The story recounts the crime of blasphemy by a man in the Israelite camp. We are told that this man “came out among the Israelites,” that he was the son of an Egyptian father and an Israelite mother, and that he and a certain Israelite man fought in the camp. Then this son of the Israelite woman blasphemed the Name. He was taken before Moses and held until God could decide his fate. God spoke to Moses and said, take the blasphemer outside the camp, and let all who were within hearing lay their hands upon his head, and then let all the community stone him.

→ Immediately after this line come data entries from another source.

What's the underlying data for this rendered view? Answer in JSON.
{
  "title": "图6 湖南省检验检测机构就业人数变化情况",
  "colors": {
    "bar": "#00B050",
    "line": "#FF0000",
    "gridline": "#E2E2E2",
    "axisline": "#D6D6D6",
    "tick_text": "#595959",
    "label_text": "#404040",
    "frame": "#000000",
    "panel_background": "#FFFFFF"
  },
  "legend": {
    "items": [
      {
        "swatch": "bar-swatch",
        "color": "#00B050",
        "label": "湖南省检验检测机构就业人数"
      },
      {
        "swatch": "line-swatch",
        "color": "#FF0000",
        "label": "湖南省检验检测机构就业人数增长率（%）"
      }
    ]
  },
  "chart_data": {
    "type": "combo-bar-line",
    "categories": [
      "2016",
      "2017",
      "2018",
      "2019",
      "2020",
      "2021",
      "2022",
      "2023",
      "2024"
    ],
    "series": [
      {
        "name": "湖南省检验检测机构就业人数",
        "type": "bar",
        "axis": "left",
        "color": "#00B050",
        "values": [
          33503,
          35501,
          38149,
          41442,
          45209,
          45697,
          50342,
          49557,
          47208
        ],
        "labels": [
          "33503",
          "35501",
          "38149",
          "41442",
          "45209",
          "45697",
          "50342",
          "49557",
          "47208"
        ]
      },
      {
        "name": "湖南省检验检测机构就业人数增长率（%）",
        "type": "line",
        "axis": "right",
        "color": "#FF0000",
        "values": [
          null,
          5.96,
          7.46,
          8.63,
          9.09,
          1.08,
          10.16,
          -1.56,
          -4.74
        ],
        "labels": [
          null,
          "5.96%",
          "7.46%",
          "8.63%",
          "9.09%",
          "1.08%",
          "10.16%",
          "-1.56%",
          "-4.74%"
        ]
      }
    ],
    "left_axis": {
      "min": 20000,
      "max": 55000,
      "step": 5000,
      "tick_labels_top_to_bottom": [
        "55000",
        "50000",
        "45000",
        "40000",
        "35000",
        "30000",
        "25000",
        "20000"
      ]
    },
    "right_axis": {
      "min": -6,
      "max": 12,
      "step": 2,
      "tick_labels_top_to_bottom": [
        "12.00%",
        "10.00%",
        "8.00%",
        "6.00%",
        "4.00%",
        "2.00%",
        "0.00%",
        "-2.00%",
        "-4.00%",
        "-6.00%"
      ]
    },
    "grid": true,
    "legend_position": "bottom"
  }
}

Questions arise from the beginning of this strange story. As uncomfortable as is the idea of being put to death for blasphemy, it could have been told very simply – a man blasphemed God, and paid the price for doing so by being stoned to death by the community. But the questions start right from the beginning: from where did this man “go out,” since all the Israelites were in the camp? Was he living somewhere else, or did he go out from a tent within the camp? If the former, where was he living? And if the latter, why does it bear mentioning at all, since (as our sages noted) the story would make complete sense if that phrase were left out.
Sifra, a midrashic commentary on Leviticus, seeks to answer some of these questions. This man, Sifra tells us, wanted to pitch his tent amidst the Tribe of Dan, to which he claimed membership from his mother. His right to do so was resisted by that tribe, so he took his case to the court of Moses. Moses decided against him, and he “went out” from the court of Moses, and blasphemed in angry reaction to what he saw as an injustice.
The prohibition against blasphemy already appears in Exodus 22:27: “You shall not revile God, nor put a curse upon a chieftain among your people.” From this passage, we might deduce that cursing God is closely connected with cursing authority. This lends support to Sifra’s story of the unsuccessful court case. But such a thing could have happened to a full-blooded Israelite, too; we know that Moses decided many cases, and some of the losers must have felt aggrieved. If the story were just about someone breaking the prohibition against blasphemy, the Torah wouldn’t need to tell us about the lineage of the blasphemer. But it does, so it must be significant. This man’s mixed heritage – half Israelite, half Egyptian – tells a story of a stranger rejected.
This is the story of the son of an Israelite woman – her name was Shelomit, daughter of Dibri of the tribe of Dan – and an Egyptian father, about whom we are told nothing. This man sought refuge and a home amongst our people. It is on the basis of his mother’s tribal identity that (so Sifra tells us) he seeks a tribal home, but he is fought at every turn, first by the adverse decision in the court of Moses, then in a fight with an unambiguously native Israelite, and then, when he can take it no longer and reacts in anger, he is rejected and called a criminal. His status as a member of the people is rejected, but he is Israelite enough to render him culpable for the crime of cursing God.
Immediately after the story, the Torah goes on to describe the general rule: anyone who blasphemes God shall bear the guilt, and one who also pronounces the name of God shall be put to death … whether that person is a stranger or a citizen.
Perhaps this man was not quite enough of a stranger – his half Israelite status may have been worse than that of a complete foreigner. As a descendant of the Tribe of Dan, he should have had a home amongst the tribe. Failing that, then, as a stranger, he should have been treated in accordance with the commandment in Exodus 22:20: “You shall not wrong nor oppress a stranger, for you were strangers in the land of Egypt.” It appears that the Torah abandoned this principle in the case of someone who was neither fully stranger nor fully native. One might suppose that he was considered a suspicious character whose loyalty no one could be certain of. And ultimately, it appears that fear won out over principle.
The increasing flood of refugees in recent years has challenged the good will and ethical obligations of the countries to which they seek admittance. Our Torah at its best, in Exodus, reminds us what our ethical obligations are, and in this portion, where the Torah is arguably not at its best, it reminds us just how difficult it can be to uphold them.